Even though the S Corps are not getting a notice of deficiency in a couple of recent cases they have essentially claimed that the IRS’s adjustments to the salaries that the corps paid to its shareholders are determinations for purposes of Section 7436.

The Tax Court has disagreed stating that the IRS adjustments have nothing to do with a determination of employee status but only relate to the amount of salary that should have been paid to someone who the parties already agree is an employee.

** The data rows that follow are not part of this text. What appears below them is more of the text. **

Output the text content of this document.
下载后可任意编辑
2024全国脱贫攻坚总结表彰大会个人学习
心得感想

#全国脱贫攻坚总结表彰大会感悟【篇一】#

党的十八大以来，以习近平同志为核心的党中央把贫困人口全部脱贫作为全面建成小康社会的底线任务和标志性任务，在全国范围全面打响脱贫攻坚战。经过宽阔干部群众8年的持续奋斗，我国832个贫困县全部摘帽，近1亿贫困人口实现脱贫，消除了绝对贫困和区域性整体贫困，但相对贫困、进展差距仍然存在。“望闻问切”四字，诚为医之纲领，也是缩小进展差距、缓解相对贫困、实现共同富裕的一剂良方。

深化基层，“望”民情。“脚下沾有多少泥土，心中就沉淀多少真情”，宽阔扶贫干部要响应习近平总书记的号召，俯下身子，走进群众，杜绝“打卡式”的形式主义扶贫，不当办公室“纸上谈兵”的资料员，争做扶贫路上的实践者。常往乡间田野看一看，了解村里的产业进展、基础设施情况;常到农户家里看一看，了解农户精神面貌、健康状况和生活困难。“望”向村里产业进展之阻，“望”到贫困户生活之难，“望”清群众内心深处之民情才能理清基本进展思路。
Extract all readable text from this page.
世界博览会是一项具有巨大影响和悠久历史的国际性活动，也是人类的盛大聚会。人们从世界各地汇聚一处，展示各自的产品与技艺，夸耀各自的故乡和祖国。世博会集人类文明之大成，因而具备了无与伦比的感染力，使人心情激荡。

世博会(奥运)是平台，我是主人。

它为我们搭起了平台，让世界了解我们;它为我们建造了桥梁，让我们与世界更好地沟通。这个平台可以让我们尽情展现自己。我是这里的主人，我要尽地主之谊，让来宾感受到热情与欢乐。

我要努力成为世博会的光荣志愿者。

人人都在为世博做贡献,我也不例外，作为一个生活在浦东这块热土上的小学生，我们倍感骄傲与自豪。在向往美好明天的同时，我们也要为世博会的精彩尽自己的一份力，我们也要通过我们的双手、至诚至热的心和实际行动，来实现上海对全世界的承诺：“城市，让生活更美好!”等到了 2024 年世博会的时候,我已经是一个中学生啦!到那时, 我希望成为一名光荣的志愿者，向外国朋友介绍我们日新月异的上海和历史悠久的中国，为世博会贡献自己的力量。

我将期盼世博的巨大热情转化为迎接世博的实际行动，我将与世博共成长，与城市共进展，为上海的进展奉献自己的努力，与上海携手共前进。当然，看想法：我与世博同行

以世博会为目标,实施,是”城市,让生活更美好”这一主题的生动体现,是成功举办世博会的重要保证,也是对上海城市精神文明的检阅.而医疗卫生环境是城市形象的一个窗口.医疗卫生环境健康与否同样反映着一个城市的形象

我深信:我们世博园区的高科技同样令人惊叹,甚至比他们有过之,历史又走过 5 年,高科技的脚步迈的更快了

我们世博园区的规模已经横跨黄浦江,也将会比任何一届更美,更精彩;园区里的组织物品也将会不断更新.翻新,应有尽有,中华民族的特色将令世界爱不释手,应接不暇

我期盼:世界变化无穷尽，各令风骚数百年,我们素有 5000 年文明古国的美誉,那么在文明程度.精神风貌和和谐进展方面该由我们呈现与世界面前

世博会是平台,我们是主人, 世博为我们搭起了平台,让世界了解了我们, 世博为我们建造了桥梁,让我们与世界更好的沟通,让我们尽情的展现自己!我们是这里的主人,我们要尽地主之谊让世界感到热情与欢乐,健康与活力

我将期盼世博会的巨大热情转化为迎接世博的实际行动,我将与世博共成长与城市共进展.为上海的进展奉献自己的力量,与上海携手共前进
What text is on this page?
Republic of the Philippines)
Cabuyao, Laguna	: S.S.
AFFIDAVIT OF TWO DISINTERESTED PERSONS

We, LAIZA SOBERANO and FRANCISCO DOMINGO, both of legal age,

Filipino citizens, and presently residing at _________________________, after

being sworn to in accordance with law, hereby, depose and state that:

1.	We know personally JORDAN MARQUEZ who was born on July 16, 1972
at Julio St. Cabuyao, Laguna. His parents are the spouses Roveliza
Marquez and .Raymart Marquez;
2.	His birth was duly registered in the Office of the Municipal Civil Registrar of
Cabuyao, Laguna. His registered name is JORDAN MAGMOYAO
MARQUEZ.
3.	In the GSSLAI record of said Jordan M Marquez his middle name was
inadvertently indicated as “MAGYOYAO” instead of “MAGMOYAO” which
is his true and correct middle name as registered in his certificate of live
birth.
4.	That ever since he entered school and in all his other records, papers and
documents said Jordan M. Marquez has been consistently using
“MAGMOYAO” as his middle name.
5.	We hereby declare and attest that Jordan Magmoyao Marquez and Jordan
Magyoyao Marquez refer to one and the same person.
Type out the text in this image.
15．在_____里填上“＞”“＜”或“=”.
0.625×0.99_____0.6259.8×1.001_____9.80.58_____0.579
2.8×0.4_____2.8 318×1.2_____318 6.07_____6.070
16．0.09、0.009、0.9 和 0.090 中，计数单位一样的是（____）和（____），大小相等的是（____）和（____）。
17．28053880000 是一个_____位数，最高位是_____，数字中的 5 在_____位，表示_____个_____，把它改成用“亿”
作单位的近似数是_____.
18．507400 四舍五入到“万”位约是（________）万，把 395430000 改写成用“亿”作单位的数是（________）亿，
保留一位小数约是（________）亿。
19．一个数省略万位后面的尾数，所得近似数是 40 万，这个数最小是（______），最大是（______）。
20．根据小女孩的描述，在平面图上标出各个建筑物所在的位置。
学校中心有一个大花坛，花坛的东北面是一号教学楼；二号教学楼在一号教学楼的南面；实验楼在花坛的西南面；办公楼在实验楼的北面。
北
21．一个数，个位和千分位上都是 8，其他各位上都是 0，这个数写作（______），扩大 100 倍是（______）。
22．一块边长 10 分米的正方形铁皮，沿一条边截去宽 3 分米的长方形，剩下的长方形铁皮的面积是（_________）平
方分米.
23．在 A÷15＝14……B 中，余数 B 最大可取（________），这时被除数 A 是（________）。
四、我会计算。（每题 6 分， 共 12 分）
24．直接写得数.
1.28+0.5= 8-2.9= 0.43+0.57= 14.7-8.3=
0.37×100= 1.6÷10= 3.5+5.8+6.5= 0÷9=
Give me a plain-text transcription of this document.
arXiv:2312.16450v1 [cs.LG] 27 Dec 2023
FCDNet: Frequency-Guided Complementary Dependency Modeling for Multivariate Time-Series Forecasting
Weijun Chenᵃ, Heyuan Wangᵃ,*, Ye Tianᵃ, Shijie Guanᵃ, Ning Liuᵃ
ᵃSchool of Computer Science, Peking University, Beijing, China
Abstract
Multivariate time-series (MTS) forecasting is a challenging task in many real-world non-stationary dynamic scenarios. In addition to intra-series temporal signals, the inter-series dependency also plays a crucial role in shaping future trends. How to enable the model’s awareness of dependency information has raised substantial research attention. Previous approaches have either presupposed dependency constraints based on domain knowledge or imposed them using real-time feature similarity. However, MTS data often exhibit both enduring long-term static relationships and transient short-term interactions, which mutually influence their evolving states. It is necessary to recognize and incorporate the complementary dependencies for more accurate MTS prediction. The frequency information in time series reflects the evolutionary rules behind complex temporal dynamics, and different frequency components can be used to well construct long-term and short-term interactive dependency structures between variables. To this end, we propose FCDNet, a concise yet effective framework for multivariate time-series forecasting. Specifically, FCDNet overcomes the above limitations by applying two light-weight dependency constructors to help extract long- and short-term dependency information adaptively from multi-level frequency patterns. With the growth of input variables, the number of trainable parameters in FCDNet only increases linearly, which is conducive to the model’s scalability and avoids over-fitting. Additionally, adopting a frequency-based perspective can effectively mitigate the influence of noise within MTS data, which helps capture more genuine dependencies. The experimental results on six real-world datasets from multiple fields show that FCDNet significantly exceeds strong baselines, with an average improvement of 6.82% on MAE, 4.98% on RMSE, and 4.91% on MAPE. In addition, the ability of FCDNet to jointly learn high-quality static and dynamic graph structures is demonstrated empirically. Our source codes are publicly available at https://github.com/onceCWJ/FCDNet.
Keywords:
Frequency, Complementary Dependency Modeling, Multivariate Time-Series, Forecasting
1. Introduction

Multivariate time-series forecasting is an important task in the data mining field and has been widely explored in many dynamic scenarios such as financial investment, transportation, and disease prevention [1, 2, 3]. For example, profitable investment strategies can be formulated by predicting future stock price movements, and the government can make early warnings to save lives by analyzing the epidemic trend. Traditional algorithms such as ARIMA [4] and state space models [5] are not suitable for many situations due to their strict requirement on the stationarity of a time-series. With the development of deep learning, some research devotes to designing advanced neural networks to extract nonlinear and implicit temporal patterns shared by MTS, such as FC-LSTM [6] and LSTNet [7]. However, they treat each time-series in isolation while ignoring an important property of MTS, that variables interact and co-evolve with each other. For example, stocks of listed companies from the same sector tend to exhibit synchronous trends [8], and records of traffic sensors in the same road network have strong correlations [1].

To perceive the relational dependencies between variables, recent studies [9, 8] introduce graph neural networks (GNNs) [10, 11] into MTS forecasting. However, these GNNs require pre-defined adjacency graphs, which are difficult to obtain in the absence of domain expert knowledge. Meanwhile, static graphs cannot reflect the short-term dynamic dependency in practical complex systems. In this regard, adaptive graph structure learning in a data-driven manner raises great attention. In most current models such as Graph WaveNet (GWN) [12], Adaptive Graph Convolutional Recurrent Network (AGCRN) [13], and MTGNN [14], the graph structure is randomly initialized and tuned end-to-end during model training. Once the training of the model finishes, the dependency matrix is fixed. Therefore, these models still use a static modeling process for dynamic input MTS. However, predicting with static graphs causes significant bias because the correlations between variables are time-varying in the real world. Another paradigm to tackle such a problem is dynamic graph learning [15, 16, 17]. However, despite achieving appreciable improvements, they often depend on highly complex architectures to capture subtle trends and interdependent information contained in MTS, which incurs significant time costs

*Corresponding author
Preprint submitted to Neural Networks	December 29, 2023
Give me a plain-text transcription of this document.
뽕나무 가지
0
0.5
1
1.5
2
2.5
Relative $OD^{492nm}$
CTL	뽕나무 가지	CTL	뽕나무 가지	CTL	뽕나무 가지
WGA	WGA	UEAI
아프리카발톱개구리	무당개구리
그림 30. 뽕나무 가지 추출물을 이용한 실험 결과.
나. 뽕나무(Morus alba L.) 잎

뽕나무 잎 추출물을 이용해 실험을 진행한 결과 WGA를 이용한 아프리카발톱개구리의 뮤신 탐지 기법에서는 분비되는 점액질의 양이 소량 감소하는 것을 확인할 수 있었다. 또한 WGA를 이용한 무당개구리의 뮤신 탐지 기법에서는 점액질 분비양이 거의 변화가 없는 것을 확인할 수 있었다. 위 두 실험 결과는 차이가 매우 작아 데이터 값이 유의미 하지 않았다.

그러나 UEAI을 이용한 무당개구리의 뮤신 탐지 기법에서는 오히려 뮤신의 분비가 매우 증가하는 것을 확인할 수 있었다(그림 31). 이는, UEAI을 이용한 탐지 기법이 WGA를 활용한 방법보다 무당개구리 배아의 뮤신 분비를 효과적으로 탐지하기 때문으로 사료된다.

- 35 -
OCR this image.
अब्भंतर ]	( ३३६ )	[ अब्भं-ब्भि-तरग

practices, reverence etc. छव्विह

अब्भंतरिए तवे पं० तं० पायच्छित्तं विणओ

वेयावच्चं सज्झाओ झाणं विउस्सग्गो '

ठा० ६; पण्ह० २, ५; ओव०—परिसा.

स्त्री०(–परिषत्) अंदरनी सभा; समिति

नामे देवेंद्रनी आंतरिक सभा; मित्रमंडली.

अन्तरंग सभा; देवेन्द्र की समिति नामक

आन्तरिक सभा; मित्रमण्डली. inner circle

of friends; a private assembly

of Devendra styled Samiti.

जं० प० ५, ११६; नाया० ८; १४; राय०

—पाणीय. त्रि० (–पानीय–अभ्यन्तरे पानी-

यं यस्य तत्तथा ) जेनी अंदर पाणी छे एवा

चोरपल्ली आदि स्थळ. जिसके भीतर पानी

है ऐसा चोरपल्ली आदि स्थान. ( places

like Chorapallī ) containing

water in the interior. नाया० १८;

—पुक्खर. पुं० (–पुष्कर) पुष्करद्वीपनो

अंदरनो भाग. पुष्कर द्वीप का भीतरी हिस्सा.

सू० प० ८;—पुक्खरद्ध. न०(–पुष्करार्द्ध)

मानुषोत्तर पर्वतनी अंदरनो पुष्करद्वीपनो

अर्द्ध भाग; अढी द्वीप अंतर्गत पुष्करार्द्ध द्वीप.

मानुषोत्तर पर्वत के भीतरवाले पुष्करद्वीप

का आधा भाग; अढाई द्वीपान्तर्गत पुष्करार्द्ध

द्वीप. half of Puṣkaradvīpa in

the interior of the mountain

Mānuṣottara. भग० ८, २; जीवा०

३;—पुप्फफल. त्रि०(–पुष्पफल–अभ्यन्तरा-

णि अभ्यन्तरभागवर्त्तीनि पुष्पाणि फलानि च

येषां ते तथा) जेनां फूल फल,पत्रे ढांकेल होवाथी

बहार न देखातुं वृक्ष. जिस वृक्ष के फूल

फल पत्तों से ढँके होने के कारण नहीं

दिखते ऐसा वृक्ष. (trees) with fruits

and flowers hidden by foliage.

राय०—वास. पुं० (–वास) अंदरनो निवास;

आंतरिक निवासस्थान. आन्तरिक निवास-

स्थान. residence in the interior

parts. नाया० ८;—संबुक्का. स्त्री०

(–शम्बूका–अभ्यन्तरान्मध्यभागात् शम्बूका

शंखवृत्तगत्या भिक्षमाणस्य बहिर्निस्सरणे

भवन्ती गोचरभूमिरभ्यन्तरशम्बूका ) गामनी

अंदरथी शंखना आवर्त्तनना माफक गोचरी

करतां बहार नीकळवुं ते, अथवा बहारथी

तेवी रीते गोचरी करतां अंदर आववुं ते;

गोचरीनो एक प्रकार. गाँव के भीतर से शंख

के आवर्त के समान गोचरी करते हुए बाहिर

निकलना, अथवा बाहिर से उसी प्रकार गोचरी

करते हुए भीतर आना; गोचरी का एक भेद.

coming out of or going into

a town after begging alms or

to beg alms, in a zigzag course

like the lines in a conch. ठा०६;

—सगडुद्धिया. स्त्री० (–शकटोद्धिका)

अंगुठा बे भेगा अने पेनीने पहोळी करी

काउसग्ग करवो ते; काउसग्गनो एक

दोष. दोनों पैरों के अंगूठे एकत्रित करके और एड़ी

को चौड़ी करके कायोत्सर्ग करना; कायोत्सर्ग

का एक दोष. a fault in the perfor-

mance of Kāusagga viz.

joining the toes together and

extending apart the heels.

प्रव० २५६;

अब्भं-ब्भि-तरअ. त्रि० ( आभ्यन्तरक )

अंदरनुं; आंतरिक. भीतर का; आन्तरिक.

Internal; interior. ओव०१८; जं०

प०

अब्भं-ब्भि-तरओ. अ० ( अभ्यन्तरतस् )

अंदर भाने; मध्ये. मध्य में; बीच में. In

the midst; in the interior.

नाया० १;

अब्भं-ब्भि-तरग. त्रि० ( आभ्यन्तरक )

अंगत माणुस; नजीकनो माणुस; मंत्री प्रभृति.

To that end, see the discussion in Azarian v Commissioner, involving a S Corp that operated a law firm and had a sole shareholder, where the Tax Court granted the IRS’s motion to dismiss on the grounds that it did not have jurisdiction:

Petitioner consistently treated Mr. Azarian as an employee for the taxable periods at issue. Therefore respondent did not make a determination that Mr. Azarian was an employee of petitioner, but rather concluded that petitioner failed to report reasonable wage compensation paid to Mr. Azarian for 2012-14. Section 7436(a)(1) only confers jurisdiction upon this Court to determine the “correct and the proper amount of employment tax” when respondent makes a worker classification determination, not when respondent concludes that petitioner underreported reasonable wage compensation, as is the case here.

The Tax Court took a similar approach in Arroyo Corp v Commissioner, also an S Corp exam looking at the reasonableness of salaries to shareholder/employees, where it stated that while the IRS made a determination with respect to the amount of the compensation, that was insufficient to generate jurisdiction under Section 7436.

Conclusion

S Corps wishing to challenge the IRS on these issues will likely have to go the refund route, though given the divisible nature of employment taxes those corporations need not fully pay any proposed liability. The Tax Court has closed one door though it is possible that a CDP proceeding could allow a taxpayer to challenge the liability, though that issue spins off other procedural issues, including whether the S Corp had a prior opportunity to challenge the liability. That issue is subject to considerable uncertainty, though last week’s Tenth Circuit opinion in Keller Tank v Commissioner sustained the Tax Court and IRS’s restrictive approach to the definition of prior opportunity (stay tuned as we will blog that case this week).

Tip of the hat to our hard-working blogging colleague Lew Taishoff, whose blog on the Tax Court brought these recent orders to my attention.